Both begin question choices they've made through out there lives and wonder if their relationship was just a crush
or if was more and can they rekindle it? The book is about more than just discovering you could be gay. It's about self discovery and it tells the story of two people dealing with their relationship. And it anwsers the question "Can you ever really forget your first love?".

Jamie

getting inside me

Everyone's heard of the saying "don't sweat the small stuff". They've even written a book with that title.
i get that you shouldn't but why the hell can't you sweat the small stuff everyonce in a while.
i get there are so many other things to worry about now so why would anyone want to worry about the small insignificant stuff.
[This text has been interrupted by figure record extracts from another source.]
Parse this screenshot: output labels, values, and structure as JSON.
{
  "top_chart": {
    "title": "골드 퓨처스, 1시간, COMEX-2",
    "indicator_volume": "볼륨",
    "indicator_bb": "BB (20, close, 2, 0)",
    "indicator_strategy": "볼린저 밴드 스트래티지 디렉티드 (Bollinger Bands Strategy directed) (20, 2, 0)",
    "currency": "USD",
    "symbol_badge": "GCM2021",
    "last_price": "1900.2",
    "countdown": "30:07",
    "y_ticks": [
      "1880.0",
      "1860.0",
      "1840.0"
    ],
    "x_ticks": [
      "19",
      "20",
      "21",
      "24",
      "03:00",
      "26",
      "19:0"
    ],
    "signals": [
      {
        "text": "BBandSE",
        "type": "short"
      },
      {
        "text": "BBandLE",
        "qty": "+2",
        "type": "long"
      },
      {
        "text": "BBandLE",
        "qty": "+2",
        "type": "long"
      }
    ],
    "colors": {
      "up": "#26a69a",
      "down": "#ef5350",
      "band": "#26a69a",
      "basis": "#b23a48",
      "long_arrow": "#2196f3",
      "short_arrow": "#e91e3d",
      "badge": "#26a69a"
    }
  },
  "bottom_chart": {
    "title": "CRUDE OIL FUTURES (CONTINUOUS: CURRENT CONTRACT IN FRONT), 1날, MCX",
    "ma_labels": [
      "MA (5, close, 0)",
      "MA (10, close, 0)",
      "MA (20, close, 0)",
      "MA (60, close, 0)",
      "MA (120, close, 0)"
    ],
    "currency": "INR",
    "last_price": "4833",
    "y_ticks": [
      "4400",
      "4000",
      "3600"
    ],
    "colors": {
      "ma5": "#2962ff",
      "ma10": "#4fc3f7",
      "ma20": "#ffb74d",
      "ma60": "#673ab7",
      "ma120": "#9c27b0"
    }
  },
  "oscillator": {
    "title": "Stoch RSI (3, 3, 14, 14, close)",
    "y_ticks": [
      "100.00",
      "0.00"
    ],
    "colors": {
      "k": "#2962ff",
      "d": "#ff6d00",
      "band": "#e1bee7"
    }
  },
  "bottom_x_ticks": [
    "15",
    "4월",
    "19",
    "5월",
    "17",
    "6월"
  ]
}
Cause if ya don't sometimes the so called "small stuff" can turn into the "big stuff". kinda like making a mountain out of a moll hill. i'll stop with the dumb analogies now. but seriously why shouldn't we worry over some small things if we want to.
life is about more than just the big stuff it's about the little insignificant stuff too. so i guess the whole point of of my random babble is sweat the small stuff if you want. just remember it's small so don't make it bigger than it needs to be but still worry about it if ya want.